Thursday, August 9, 2012

Trains, trains and trains to Norway...

26 hours travelling on 3 separate trains, whew, so how did we get into this predicament? Well originally we were going to stay much lower in Norway but after talking to Gitte we decided it would be nice to go up really high where the really speccy scenery might be. First off we were looking at Tromso, but the train did not go that high so we would have been on a 4 hour bus trip on top of a very long train trip. Also against that idea was that the train would go up Sweden and then cut across missing all the fjords. In the end we settled on Bodo (pronounced Buder) because it was as far as the train went up the west coast of Norway. Because of the effort to get here we gave the place a solid 5 nights, longest we have been at a place since  Cappadocia.

Elizabeth being interviewed

In the spirit of enjoying the journey we thoroughly enjoyed the adventure of such a long train trip. First leg from Stockholm took us to Lillehammer in Norway (around 7 hours), nice daytime journey. Second leg started at 11:30pm and was a 7.5 hour journey to Trondheim. We booked a crouchette (little sleeping quarters) and slept on the train, really cool as you can see in the photo. The last part of about 10 hours was straight up the west side of Norway with spectacular views and a superbly comfortable train that did not disappoint and with about an hour to go we crossed into the Arctic Circle withlittle markers denoting the achievement by the tracks.
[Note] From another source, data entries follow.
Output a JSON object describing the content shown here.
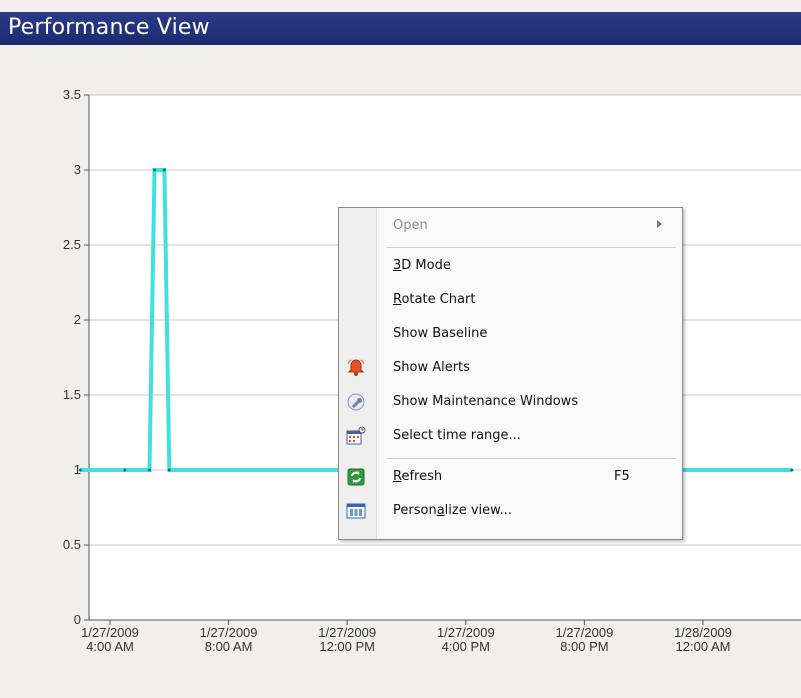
{
  "title": "Performance View",
  "chart_data": {
    "type": "line",
    "ylim": [
      0,
      3.5
    ],
    "yticks": [
      "0",
      "0.5",
      "1",
      "1.5",
      "2",
      "2.5",
      "3",
      "3.5"
    ],
    "xticks": [
      {
        "date": "1/27/2009",
        "time": "4:00 AM"
      },
      {
        "date": "1/27/2009",
        "time": "8:00 AM"
      },
      {
        "date": "1/27/2009",
        "time": "12:00 PM"
      },
      {
        "date": "1/27/2009",
        "time": "4:00 PM"
      },
      {
        "date": "1/27/2009",
        "time": "8:00 PM"
      },
      {
        "date": "1/28/2009",
        "time": "12:00 AM"
      }
    ],
    "grid": true,
    "series": [
      {
        "color": "#40e0e0",
        "x": [
          "1/27/2009 3:00 AM",
          "1/27/2009 4:30 AM",
          "1/27/2009 5:20 AM",
          "1/27/2009 5:30 AM",
          "1/27/2009 5:50 AM",
          "1/27/2009 6:00 AM",
          "1/28/2009 3:00 AM"
        ],
        "values": [
          1,
          1,
          1,
          3,
          3,
          1,
          1
        ]
      }
    ]
  },
  "context_menu": {
    "items": [
      {
        "label": "Open",
        "disabled": true,
        "submenu": true
      },
      {
        "separator": true
      },
      {
        "label_pre": "",
        "label_u": "3",
        "label_post": "D Mode"
      },
      {
        "label_pre": "",
        "label_u": "R",
        "label_post": "otate Chart"
      },
      {
        "label_pre": "Show Baseline",
        "label_u": "",
        "label_post": ""
      },
      {
        "label_pre": "Show Alerts",
        "label_u": "",
        "label_post": "",
        "icon": "alert-bell-icon"
      },
      {
        "label_pre": "Show Maintenance Windows",
        "label_u": "",
        "label_post": "",
        "icon": "wrench-icon"
      },
      {
        "label_pre": "Select time range...",
        "label_u": "",
        "label_post": "",
        "icon": "calendar-icon"
      },
      {
        "separator": true
      },
      {
        "label_pre": "",
        "label_u": "R",
        "label_post": "efresh",
        "accel": "F5",
        "icon": "refresh-icon"
      },
      {
        "label_pre": "Person",
        "label_u": "a",
        "label_post": "lize view...",
        "icon": "personalize-view-icon"
      }
    ]
  }
}
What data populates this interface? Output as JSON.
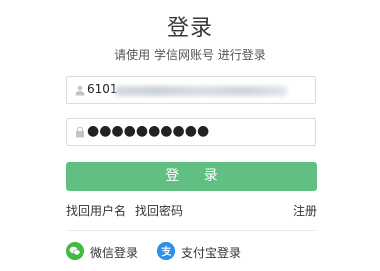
{
  "header": {
    "title": "登录",
    "subtitle": "请使用 学信网账号 进行登录"
  },
  "form": {
    "username_value": "6101",
    "username_icon": "user-icon",
    "password_mask": "●●●●●●●●●●",
    "password_icon": "lock-icon",
    "login_label": "登 录"
  },
  "links": {
    "forgot_username": "找回用户名",
    "forgot_password": "找回密码",
    "register": "注册"
  },
  "social": {
    "wechat_label": "微信登录",
    "wechat_icon": "wechat-icon",
    "alipay_label": "支付宝登录",
    "alipay_icon": "alipay-icon"
  },
  "colors": {
    "button": "#62bf84",
    "wechat": "#46b942",
    "alipay": "#2d8fe8"
  }
}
To add to the adventure there was a Norwegian film crew on board from their version of the ABC doing a doco on the journey. We were interviewed for the program and might be on Norwegian television screens this December.

Bodo is a little gem of a town, built right on the corner of the coast and surrounded by little islands visible from the town and surrounding bush. Our hotel overlooked the marina across the road. First day we hit the tourism office as we knew so little about the town, and gave the bewildered lady the instruction to tell us what was worth seeing, with the caveat that it had to be something we could not see or do anywhere else and we did not like shopping. We left with a bundle of leaflets, timetables, maps and a curious table giving times for a maelstrom that was the biggest in the world. Too late for that one today so we started walking to the highest spot we could get to on foot from the town. Typically it was virtually straight up for over an hour but at the top the views were incredible, of the town and some large nearby islands.

The next day we took the bus to Saltstraumen, home of the WORLD'S MOST POWERFUL MAELSTROM. Sounds really scary but actually it is just a tidal current. Every 6 hours 400 million cubic metres of current travel into or out of the sound (it alternates). The times change depending on the moon (as well as the strength) so you get a schedule, but it is not a sudden rush. for about 3 hours the current moves in getting slower and slower and then to nothing until it starts moving out. The times on the schedule are the optimum period, see movie below to get an idea. The location itself was brilliant and we ended up wandering around for about 3 hours. Fascinating is the amount of buildings with complete gardens on the roof, we even saw a small tree growing out of one building in Norway.
Check out the bird on the chimney

Where's Elizabeth?

Day 3 we took the ferry on its round trip to have a look at the islands. A very Greek island feel and look, just much, much colder. At one point the boat stopped and the crew came out taking photos, we looked around and saw a fin out of the water. Apparently it was a whale but it didn't come up to say hello, will have to add whale watching trip to the bucket list. 

On the last day we just had a wander around the town itself finding such gems as the town's oldest church, complete with wedding (so we did not go inside) and a huge hiking trail along the ocean finishing at an outdoor museum, basically a lot of really old buildings near the water's edge. Unfortunately Elizabeth did not get a chance to see the place at night (something she generally insists upon) because it doesn't get dark at this time of year. We did go out at midnight as it was generally the darkest time and took a picture of what must have been a sunrise, considering it was east according to my compass. This place comes across as fairly untouched, clean air, and cold, just what the doctor ordered.